Some days, I feel like I’m living in a nature show.

We’ve discovered a family of rabbits living under our bush, and keep seeing baby bunnies darting about.  Some squirrels apparently planted some acorns in our hibiscus plant, which caused small oak trees to sprout in my container box this spring.  And on Saturday, we found this:

Spring and Birthday 2007 120.jpg

Spring and Birthday 2007 121.jpg

The second picture is to give you some perspective (and no, that’s not some funky nailpolish I’m wearing–it’s pink paint from the baby’s room.  Yes, pink.  And how I feel about having a pink room is another post entirely.)

We found this tiny, beautiful, perfect nest inside our hanging plant on our porch.  I checked on it yesterday, and there has actually been a fourth egg added.  I will pause now for a collective, “Ahhh, how sweet!”

I haven’t seen the mother bird, though, and I keep wondering if we are going to have a version of “Are you my mother?” played out right on our front porch.  Aren’t they supposed to sit on their eggs, or protect them, or something like that?  I mean, I expect to be dive bombed from some angry mommy sparrow every time I go out the door, but alas, no such luck.

So, since I don’t see a mother around, and I am bursting to the brim with hormonal motherly instinctual goodness, of course I feel sort of responsible for these little guys.  Or girls.  Or, um, whatever you call baby birds.  I wonder if they are warm enough.  If the rain will damage the nest.  If I watered the plant too vigorously before I realized there was a nest there.  And what happens if they can’t peck their way out of the shell?  Is there such a thing as C-sections for baby birds?

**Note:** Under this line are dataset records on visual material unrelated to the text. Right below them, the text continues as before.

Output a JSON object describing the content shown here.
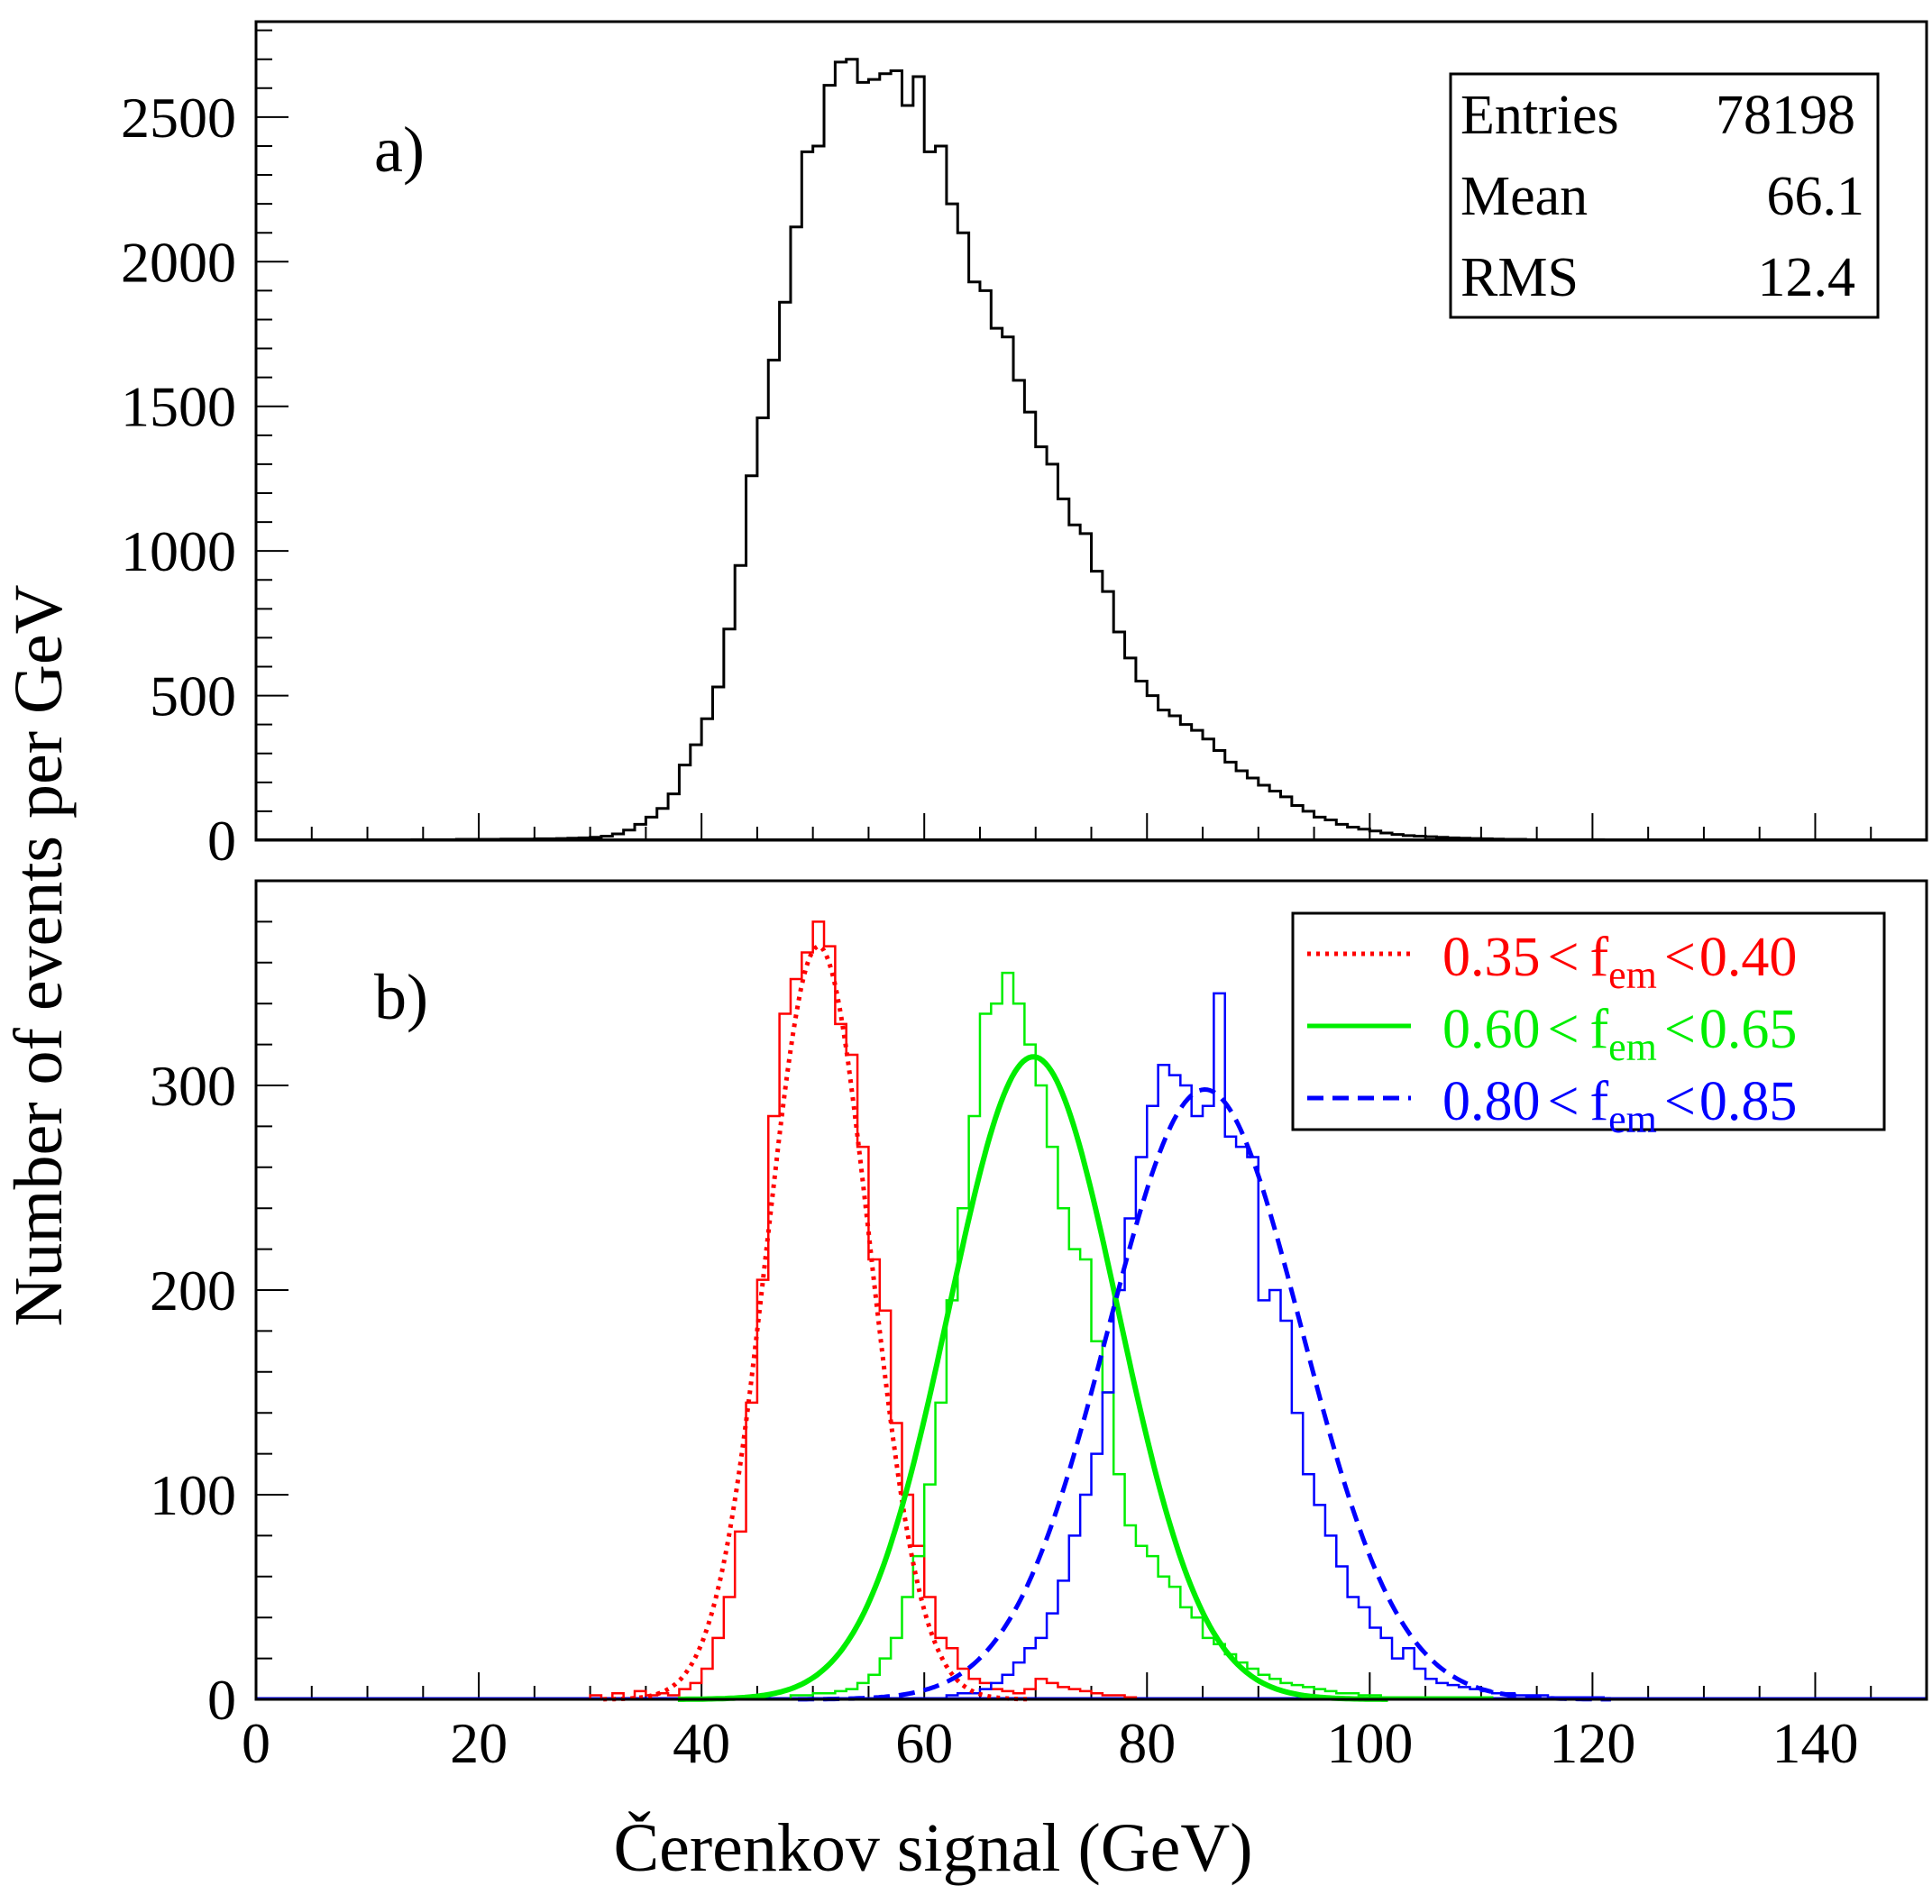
{
  "chart_data": [
    {
      "type": "histogram",
      "panel": "a)",
      "xlabel": "Čerenkov signal (GeV)",
      "ylabel": "Number of events per GeV",
      "xlim": [
        0,
        150
      ],
      "ylim": [
        0,
        2830
      ],
      "x_ticks": [
        0,
        20,
        40,
        60,
        80,
        100,
        120,
        140
      ],
      "y_ticks": [
        0,
        500,
        1000,
        1500,
        2000,
        2500
      ],
      "color": "#000000",
      "stats": {
        "rows": [
          {
            "label": "Entries",
            "value": "78198"
          },
          {
            "label": "Mean",
            "value": "66.1"
          },
          {
            "label": "RMS",
            "value": "12.4"
          }
        ]
      },
      "bin_width": 1,
      "bins_x_start": [
        14,
        15,
        16,
        17,
        18,
        19,
        20,
        21,
        22,
        23,
        24,
        25,
        26,
        27,
        28,
        29,
        30,
        31,
        32,
        33,
        34,
        35,
        36,
        37,
        38,
        39,
        40,
        41,
        42,
        43,
        44,
        45,
        46,
        47,
        48,
        49,
        50,
        51,
        52,
        53,
        54,
        55,
        56,
        57,
        58,
        59,
        60,
        61,
        62,
        63,
        64,
        65,
        66,
        67,
        68,
        69,
        70,
        71,
        72,
        73,
        74,
        75,
        76,
        77,
        78,
        79,
        80,
        81,
        82,
        83,
        84,
        85,
        86,
        87,
        88,
        89,
        90,
        91,
        92,
        93,
        94,
        95,
        96,
        97,
        98,
        99,
        100,
        101,
        102,
        103,
        104,
        105,
        106,
        107,
        108,
        109,
        110,
        111,
        112,
        113,
        114,
        115,
        116,
        117,
        118,
        119,
        120,
        121,
        122
      ],
      "counts": [
        2,
        2,
        2,
        2,
        3,
        3,
        3,
        3,
        4,
        4,
        4,
        5,
        5,
        6,
        7,
        8,
        10,
        14,
        22,
        35,
        55,
        80,
        110,
        160,
        260,
        330,
        420,
        530,
        730,
        950,
        1260,
        1460,
        1660,
        1860,
        2120,
        2380,
        2400,
        2610,
        2690,
        2700,
        2620,
        2630,
        2650,
        2660,
        2540,
        2640,
        2380,
        2400,
        2200,
        2100,
        1930,
        1900,
        1770,
        1740,
        1590,
        1480,
        1360,
        1300,
        1180,
        1090,
        1060,
        930,
        860,
        720,
        630,
        550,
        500,
        450,
        430,
        400,
        380,
        350,
        310,
        270,
        240,
        215,
        190,
        170,
        150,
        120,
        100,
        80,
        70,
        55,
        45,
        38,
        32,
        25,
        20,
        16,
        14,
        12,
        10,
        8,
        7,
        6,
        5,
        4,
        3,
        3,
        2,
        2,
        2,
        2,
        2,
        2,
        2,
        1,
        1
      ]
    },
    {
      "type": "histogram",
      "panel": "b)",
      "xlabel": "Čerenkov signal (GeV)",
      "ylabel": "Number of events per GeV",
      "xlim": [
        0,
        150
      ],
      "ylim": [
        0,
        400
      ],
      "x_ticks": [
        0,
        20,
        40,
        60,
        80,
        100,
        120,
        140
      ],
      "y_ticks": [
        0,
        100,
        200,
        300
      ],
      "bin_width": 1,
      "series": [
        {
          "legend_prefix": "0.35",
          "legend_var": "f",
          "legend_sub": "em",
          "legend_suffix": "0.40",
          "color": "#ff0000",
          "line_style": "dotted",
          "fit": {
            "mean": 50.5,
            "sigma": 4.6,
            "amplitude": 368
          },
          "bins_x_start": [
            30,
            31,
            32,
            33,
            34,
            35,
            36,
            37,
            38,
            39,
            40,
            41,
            42,
            43,
            44,
            45,
            46,
            47,
            48,
            49,
            50,
            51,
            52,
            53,
            54,
            55,
            56,
            57,
            58,
            59,
            60,
            61,
            62,
            63,
            64,
            65,
            66,
            67,
            68,
            69,
            70,
            71,
            72,
            73,
            74,
            75,
            76,
            77,
            78
          ],
          "counts": [
            2,
            0,
            3,
            0,
            4,
            2,
            3,
            2,
            5,
            8,
            15,
            30,
            50,
            82,
            145,
            205,
            285,
            335,
            352,
            365,
            380,
            368,
            330,
            315,
            270,
            215,
            190,
            135,
            100,
            75,
            50,
            30,
            25,
            15,
            10,
            8,
            5,
            4,
            3,
            5,
            10,
            8,
            6,
            5,
            4,
            3,
            2,
            2,
            1
          ]
        },
        {
          "legend_prefix": "0.60",
          "legend_var": "f",
          "legend_sub": "em",
          "legend_suffix": "0.65",
          "color": "#00ee00",
          "line_style": "solid",
          "fit": {
            "mean": 69.8,
            "sigma": 7.6,
            "amplitude": 314
          },
          "bins_x_start": [
            48,
            49,
            50,
            51,
            52,
            53,
            54,
            55,
            56,
            57,
            58,
            59,
            60,
            61,
            62,
            63,
            64,
            65,
            66,
            67,
            68,
            69,
            70,
            71,
            72,
            73,
            74,
            75,
            76,
            77,
            78,
            79,
            80,
            81,
            82,
            83,
            84,
            85,
            86,
            87,
            88,
            89,
            90,
            91,
            92,
            93,
            94,
            95,
            96,
            97,
            98,
            99,
            100,
            101,
            102,
            103,
            104,
            105,
            106,
            107,
            108,
            109,
            110
          ],
          "counts": [
            2,
            2,
            3,
            3,
            4,
            5,
            8,
            12,
            20,
            30,
            50,
            70,
            105,
            145,
            195,
            240,
            285,
            335,
            340,
            355,
            340,
            320,
            300,
            270,
            240,
            220,
            215,
            175,
            150,
            110,
            85,
            75,
            70,
            60,
            55,
            45,
            40,
            30,
            27,
            22,
            18,
            15,
            12,
            10,
            8,
            7,
            6,
            5,
            4,
            3,
            3,
            2,
            2,
            1,
            1,
            1,
            1,
            1,
            1,
            1,
            1,
            1,
            1
          ]
        },
        {
          "legend_prefix": "0.80",
          "legend_var": "f",
          "legend_sub": "em",
          "legend_suffix": "0.85",
          "color": "#0000ff",
          "line_style": "dashed",
          "fit": {
            "mean": 85.2,
            "sigma": 8.7,
            "amplitude": 298
          },
          "bins_x_start": [
            62,
            63,
            64,
            65,
            66,
            67,
            68,
            69,
            70,
            71,
            72,
            73,
            74,
            75,
            76,
            77,
            78,
            79,
            80,
            81,
            82,
            83,
            84,
            85,
            86,
            87,
            88,
            89,
            90,
            91,
            92,
            93,
            94,
            95,
            96,
            97,
            98,
            99,
            100,
            101,
            102,
            103,
            104,
            105,
            106,
            107,
            108,
            109,
            110,
            111,
            112,
            113,
            114,
            115,
            116,
            117,
            118,
            119,
            120
          ],
          "counts": [
            2,
            3,
            3,
            5,
            8,
            12,
            18,
            25,
            30,
            42,
            58,
            80,
            100,
            120,
            150,
            200,
            235,
            265,
            290,
            310,
            305,
            300,
            285,
            290,
            345,
            275,
            270,
            265,
            195,
            200,
            185,
            140,
            110,
            95,
            80,
            65,
            50,
            45,
            35,
            30,
            20,
            25,
            15,
            10,
            8,
            7,
            6,
            5,
            4,
            3,
            3,
            2,
            2,
            2,
            1,
            1,
            1,
            1,
            1
          ]
        }
      ]
    }
  ]
}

And I just can’t help but marvel at nature and the beauty of spring and the gift of life.  I know there is some profound analogy to be made about my pregnancy and the parallelism of the cycle of life, and um, something being renewed and, you know, like manifested in the perfectness of these eggs, but that kind of stuff is a little bit beyond my brain at the moment.  It’s a little bit occupied building some lungs, I think.  Feel free to draw your own analogy, though.

For right now, I’ll just smile and enjoy the nest while I ponder one important question…

Who do you think will pop first–me, or the eggs?